La crise financière grecque est relative à la dette publique du pays, mais elle menace d’étendre ses tentacules à l’ensemble des pays de l’Union européenne. En effet, l’augmentation de la dette publique de la Grèce a un poids énorme sur le pays. D’abord, elle fait fuir les investisseurs qui doutent de la capacité de ce pays à rembourser sa dette, mais aussi le poids du remboursement de ses intérêts. En effet, depuis que la crise grecque a commencé à prendre de l’ampleur, l’Union européenne a pris les devants et différents gouvernements se sont succédé. Ceci dit, entre les mesures imposées par les 27 et le souci des Grecs de garder leur souveraineté, des compromis ont été trouvés et il y a un léger mieux. Toutefois ne devons-nous pas craindre un retour de la crise grecque ?

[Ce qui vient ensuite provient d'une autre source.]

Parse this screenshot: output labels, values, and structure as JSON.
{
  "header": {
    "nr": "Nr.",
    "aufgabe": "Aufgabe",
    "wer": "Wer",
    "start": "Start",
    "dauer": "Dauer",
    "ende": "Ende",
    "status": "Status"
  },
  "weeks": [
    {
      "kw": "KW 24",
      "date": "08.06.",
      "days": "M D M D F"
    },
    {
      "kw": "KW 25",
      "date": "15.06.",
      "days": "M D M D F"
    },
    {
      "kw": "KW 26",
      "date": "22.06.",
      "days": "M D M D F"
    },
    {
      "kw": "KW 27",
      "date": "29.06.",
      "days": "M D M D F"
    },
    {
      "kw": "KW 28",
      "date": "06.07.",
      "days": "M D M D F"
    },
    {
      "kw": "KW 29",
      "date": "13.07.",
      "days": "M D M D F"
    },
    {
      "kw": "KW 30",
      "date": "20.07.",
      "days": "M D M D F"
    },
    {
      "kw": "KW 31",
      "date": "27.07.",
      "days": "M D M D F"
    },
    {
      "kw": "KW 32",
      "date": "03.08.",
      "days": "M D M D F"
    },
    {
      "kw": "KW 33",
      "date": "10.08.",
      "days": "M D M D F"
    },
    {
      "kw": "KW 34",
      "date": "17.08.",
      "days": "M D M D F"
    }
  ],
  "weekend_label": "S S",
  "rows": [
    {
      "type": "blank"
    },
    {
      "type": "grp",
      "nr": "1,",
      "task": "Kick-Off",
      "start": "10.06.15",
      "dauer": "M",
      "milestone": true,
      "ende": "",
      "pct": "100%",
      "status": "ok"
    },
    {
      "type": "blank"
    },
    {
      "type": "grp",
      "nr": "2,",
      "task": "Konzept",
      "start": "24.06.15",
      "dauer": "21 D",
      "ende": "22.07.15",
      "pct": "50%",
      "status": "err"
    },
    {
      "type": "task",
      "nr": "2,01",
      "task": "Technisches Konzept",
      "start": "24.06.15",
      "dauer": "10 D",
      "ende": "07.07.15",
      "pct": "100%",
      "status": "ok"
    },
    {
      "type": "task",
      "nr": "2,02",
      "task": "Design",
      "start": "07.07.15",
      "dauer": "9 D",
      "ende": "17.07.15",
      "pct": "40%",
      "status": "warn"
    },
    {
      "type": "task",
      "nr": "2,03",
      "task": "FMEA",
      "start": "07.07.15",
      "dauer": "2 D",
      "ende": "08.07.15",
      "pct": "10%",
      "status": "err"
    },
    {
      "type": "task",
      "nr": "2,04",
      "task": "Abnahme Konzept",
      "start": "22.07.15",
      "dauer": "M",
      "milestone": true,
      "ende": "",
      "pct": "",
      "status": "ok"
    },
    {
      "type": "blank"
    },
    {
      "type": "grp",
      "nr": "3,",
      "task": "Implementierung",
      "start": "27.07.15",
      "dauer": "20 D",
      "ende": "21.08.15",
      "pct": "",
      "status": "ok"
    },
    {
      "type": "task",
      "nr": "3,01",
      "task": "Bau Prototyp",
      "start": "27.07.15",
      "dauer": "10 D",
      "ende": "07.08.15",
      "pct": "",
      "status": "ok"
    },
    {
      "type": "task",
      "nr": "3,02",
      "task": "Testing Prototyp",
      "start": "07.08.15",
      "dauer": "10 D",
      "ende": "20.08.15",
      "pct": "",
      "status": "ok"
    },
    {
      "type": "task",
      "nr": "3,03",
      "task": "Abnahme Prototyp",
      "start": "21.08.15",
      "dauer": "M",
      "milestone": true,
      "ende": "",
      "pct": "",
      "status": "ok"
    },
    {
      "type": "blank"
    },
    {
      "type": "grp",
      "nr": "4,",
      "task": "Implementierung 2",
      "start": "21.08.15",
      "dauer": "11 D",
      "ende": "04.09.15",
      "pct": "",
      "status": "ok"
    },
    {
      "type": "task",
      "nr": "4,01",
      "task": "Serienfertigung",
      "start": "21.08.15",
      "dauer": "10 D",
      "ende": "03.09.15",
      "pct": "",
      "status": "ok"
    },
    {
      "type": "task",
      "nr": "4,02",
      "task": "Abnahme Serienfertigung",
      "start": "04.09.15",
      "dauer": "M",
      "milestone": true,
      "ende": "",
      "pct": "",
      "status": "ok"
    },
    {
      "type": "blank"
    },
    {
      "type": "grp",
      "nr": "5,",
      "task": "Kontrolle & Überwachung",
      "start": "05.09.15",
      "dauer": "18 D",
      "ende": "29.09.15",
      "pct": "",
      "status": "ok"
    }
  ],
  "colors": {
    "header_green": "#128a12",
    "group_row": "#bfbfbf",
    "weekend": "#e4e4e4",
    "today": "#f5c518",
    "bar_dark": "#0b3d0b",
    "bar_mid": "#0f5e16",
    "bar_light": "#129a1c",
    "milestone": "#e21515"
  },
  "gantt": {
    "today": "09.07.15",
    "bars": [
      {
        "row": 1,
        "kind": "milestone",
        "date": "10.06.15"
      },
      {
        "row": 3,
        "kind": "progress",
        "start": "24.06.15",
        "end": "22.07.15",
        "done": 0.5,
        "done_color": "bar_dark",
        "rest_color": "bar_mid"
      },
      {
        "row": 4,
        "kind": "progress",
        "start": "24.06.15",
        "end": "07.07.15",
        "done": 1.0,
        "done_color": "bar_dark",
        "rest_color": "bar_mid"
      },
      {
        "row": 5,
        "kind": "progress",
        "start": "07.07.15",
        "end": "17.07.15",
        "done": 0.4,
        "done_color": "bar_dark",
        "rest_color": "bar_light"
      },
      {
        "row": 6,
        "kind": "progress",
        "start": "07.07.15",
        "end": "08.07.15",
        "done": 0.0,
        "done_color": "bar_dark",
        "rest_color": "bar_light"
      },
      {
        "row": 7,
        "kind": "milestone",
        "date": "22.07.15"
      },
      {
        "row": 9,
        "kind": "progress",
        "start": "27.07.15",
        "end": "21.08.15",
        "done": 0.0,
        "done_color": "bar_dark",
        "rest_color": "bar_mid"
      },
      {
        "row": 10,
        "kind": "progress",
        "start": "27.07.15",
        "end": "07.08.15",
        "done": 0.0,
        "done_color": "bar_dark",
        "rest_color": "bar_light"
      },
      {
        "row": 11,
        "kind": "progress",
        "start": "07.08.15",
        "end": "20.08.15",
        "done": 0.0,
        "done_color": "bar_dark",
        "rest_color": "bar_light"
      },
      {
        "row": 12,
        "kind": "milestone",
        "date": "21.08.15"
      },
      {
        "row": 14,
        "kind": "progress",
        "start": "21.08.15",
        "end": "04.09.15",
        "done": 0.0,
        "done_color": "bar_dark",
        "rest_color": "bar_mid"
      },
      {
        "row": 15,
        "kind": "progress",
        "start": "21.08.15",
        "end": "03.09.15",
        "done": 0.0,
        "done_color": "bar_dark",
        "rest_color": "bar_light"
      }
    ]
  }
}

Des plans hypothétiques et irréalistes
Le destin de la Grèce et celui de la zone euro s’enchevêtrent au point de se confondre. Une défaillance d’Athènes ne se limiterait pas aux frontières du pays : l’onde de choc secouerait sans ménagement toute l’Europe monétaire. C’est cette menace qui a forcé l’intervention rapide des capitales européennes, décidées à barrer la route à une contagion incontrôlable. Depuis plus d’une décennie, la scène grecque alterne tractations fiévreuses, sommets d’urgence et promesses sur le fil du rasoir. D’annonces solennelles en programmes de sauvetage rédigés dans l’urgence, chaque gouvernement successif s’est retrouvé projeté dans la tempête.
Les programmes de redressement, eux, ont trop souvent tenu de la déclaration d’intention. D’un côté, la BCE et le FMI misaient sur un retour express de la croissance, accompagnée de privatisations massives et de recettes fiscales en plein boom ; de l’autre, les gouvernements grecs juraient de s’engager sur la voie de l’austérité avec la même rigueur. Mais ces chantiers, très théoriques, n’ont pas résisté à l’épreuve du réel. Les résultats promis sont restés lettre morte. Le terrain, lui, a livré un tout autre visage : chômage massif, recettes fiscales en berne, exil de la jeunesse et défiance généralisée.
Un répit fragile, sans garantie
Confrontée à la situation plus que désastreuse et le peuple grec qui refuse de se serrer davantage la ceinture, l’Union européenne a imposé au gouvernement Tsipras une signature in extremis sur les accords du 13 juillet. Ce compromis a momentanément desserré l’étau, donnant un souffle à un pays épuisé par les coupes budgétaires. Mais sur l’asphalte athénien comme dans les ministères, la hargne du parti Syriza pour que la Grèce ne cède rien de sa souveraineté ne faiblit pas. L’économie patine, les banques restent exposées, et le moindre incident pourrait tout faire basculer. Même si la tempête paraît passée, le tableau demeurait fragile : la moindre étincelle suffirait à rallumer les tensions. L’équilibre reste précaire ; ceux qui croient à une Grèce enfin remise peuvent se raviser. Ici, le passé rôde et ne s’éclipse jamais vraiment. Quant à la zone euro, elle avance sur une corde raide, nul ne sait de quoi demain sera fait.